うるさい集団を横目に、勉強でもしようかとテキストを広げたところ『三津あまみ』がやってきた。
ふわふわの髪に、くりくりの眼。まるでうさぎを彷彿させる彼女は私の知己である。
「なっちーどうしたの?もしかして、きらきら王子たち気になる?」
「いや、うるさいなと思って」
「そりゃあね。だってあれだけイケメンだもん周りがほっとかないよ」
「そんなもんか」
「そういうもんです」
女子たちが騒いでいるのは、クラスの巨塔である2人組。
『柳瀬優斗』と『鮎川真』。この2人は学校で知らない人はいないであろう人気を誇っている。
「あまみは気になるのいないの?」
どちらかで。と言うと、梅干しでも食べたような酸っぱい顔をした。
「やめてよなっちー。わたしああいうタイプ苦手なんだから特にアイツ」
あまみが指したのは、『柳瀬優斗』。
高校1年生にしてとんでもない色気を放ち、その色気に耐えきれず倒れる女子は多し。
独特の関西弁?による巧みな言葉使いで惑わし、かなり女性遊びが激しいと言われていた。
そう、ついこないだまでは。
「えっ!あまみちゃんじゃん!!!!!いつ!?いつきたん〜!」
あまみに気づいた柳瀬が風のごとく、女子の波をかぎ分けやって来た。その間わずか10秒。
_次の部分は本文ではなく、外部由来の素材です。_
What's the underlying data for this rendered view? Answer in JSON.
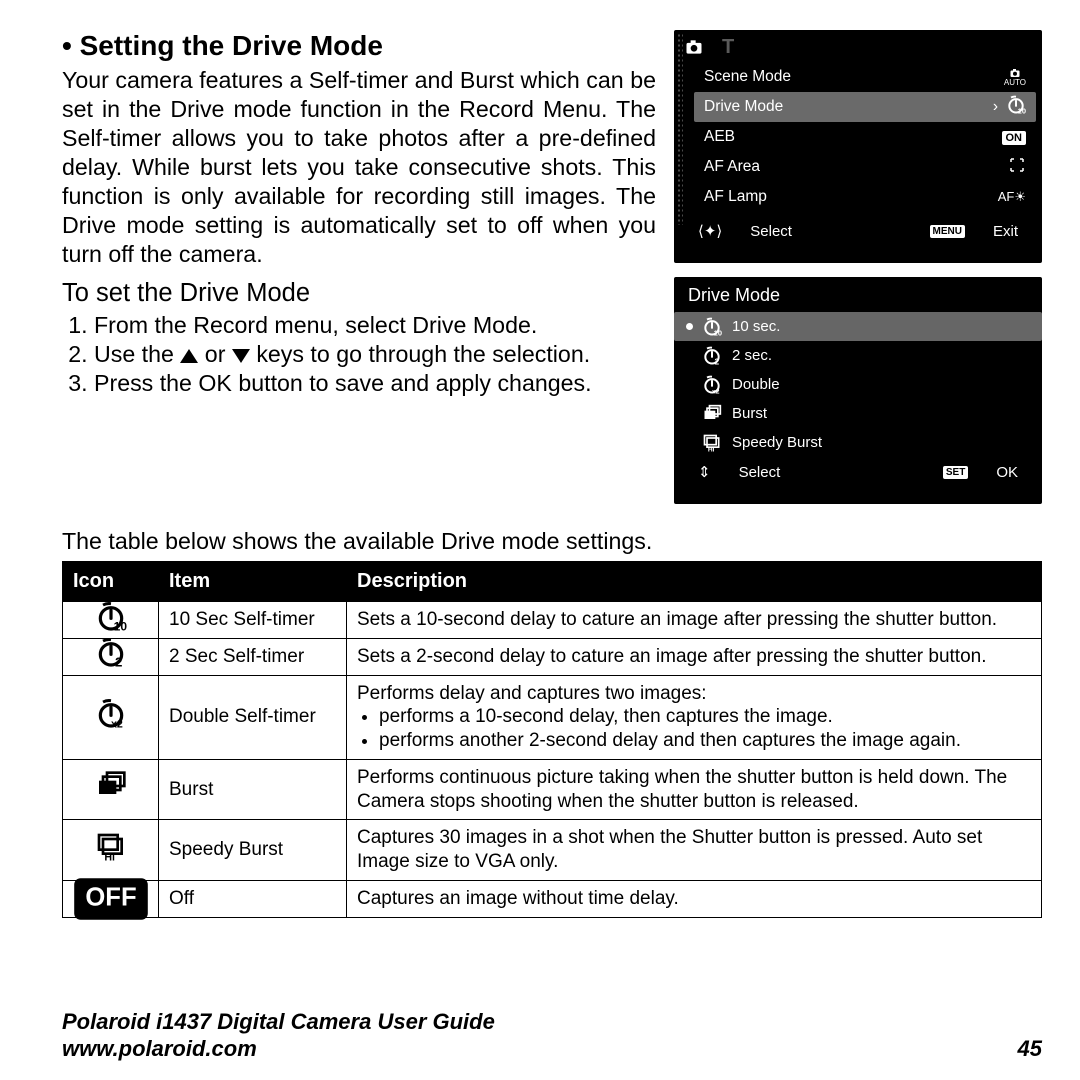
{
  "section": {
    "title": "• Setting the Drive Mode",
    "body": "Your camera features a Self-timer and Burst which can be set in the Drive mode function in the Record Menu. The Self-timer allows you to take photos after a pre-defined delay. While burst lets you take consecutive shots. This function is only available for recording still images. The Drive mode setting is automatically set to off when you turn off the camera.",
    "subhead": "To set the Drive Mode",
    "steps": [
      "From the Record menu, select Drive Mode.",
      "Use the ▲ or ▼ keys to go through the selection.",
      "Press the OK button to save and apply changes."
    ],
    "tablenote": "The table below shows the available Drive mode settings."
  },
  "lcd1": {
    "items": [
      {
        "label": "Scene Mode",
        "right": "auto-icon",
        "selected": false
      },
      {
        "label": "Drive Mode",
        "right": "timer10-icon",
        "selected": true
      },
      {
        "label": "AEB",
        "right": "on-badge",
        "selected": false
      },
      {
        "label": "AF Area",
        "right": "brackets-icon",
        "selected": false
      },
      {
        "label": "AF Lamp",
        "right": "aflamp-text",
        "selected": false
      }
    ],
    "foot_left": "Select",
    "foot_right": "Exit",
    "foot_right_badge": "MENU"
  },
  "lcd2": {
    "title": "Drive Mode",
    "items": [
      {
        "icon": "timer10",
        "label": "10 sec.",
        "selected": true
      },
      {
        "icon": "timer2",
        "label": "2 sec."
      },
      {
        "icon": "timerx2",
        "label": "Double"
      },
      {
        "icon": "burst",
        "label": "Burst"
      },
      {
        "icon": "speedy",
        "label": "Speedy Burst"
      }
    ],
    "foot_left": "Select",
    "foot_right": "OK",
    "foot_right_badge": "SET"
  },
  "table": {
    "headers": [
      "Icon",
      "Item",
      "Description"
    ],
    "rows": [
      {
        "icon": "timer10",
        "item": "10 Sec Self-timer",
        "desc": "Sets a 10-second delay to cature an image after pressing the shutter button."
      },
      {
        "icon": "timer2",
        "item": "2 Sec Self-timer",
        "desc": "Sets a 2-second delay to cature an image after pressing the shutter button."
      },
      {
        "icon": "timerx2",
        "item": "Double Self-timer",
        "desc_intro": "Performs delay and captures two images:",
        "bullets": [
          "performs a 10-second delay, then captures the image.",
          "performs another 2-second delay and then captures the image again."
        ]
      },
      {
        "icon": "burst",
        "item": "Burst",
        "desc": "Performs continuous picture taking when the shutter button is held down. The Camera stops shooting when the shutter button is released."
      },
      {
        "icon": "speedy",
        "item": "Speedy Burst",
        "desc": "Captures 30 images in a shot when the Shutter button is pressed. Auto set Image size to VGA only."
      },
      {
        "icon": "off",
        "item": "Off",
        "desc": "Captures an image without time delay."
      }
    ]
  },
  "footer": {
    "guide": "Polaroid i1437 Digital Camera User Guide",
    "url": "www.polaroid.com",
    "page": "45"
  },
  "colors": {
    "black": "#000000",
    "white": "#ffffff",
    "lcd_sel": "#6a6a6a",
    "lcd_dim": "#5a5a5a"
  }
}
「なんやもう!来たなら声かけてちょうだいよ。このいけずぅ!」
柳瀬は、ツンツンとあまみのほっぺを触り口を尖らせる。
「ゲッキモ...」
可愛い見た目からは、想像できないトーンで言いながら梅干し顔をするあまみ。
「あまみ、もう諦めたら?」
親友に慰めるよう肩をポンと置くと
「クサイキモイクサイキモイクサイキモイ」
とロボットのような同じトーンで悪口を言い出した。
正直たまらなく怖い。でもこの見た目とのギャップにたまらなく萌えを感じる。推しができる気持ちってこんな感じなのかも。
わたしも柳瀬と同じで大概キモイや。
「息を吐くように悪口言わんといて!でもそこがええ!!」
やばいこいつも私と同じ思想じゃん。
なんかいやなんだけど。同じ人種とか。
「だから悪口は許したる!けどもう逃さへん」
仄暗い眼を写しあまみを後ろから、がっちりホールドする柳瀬。
すると「うびいィィィ!!!」とこの世のものではない声が聞こえた。
言わずもがなわたしの親友である。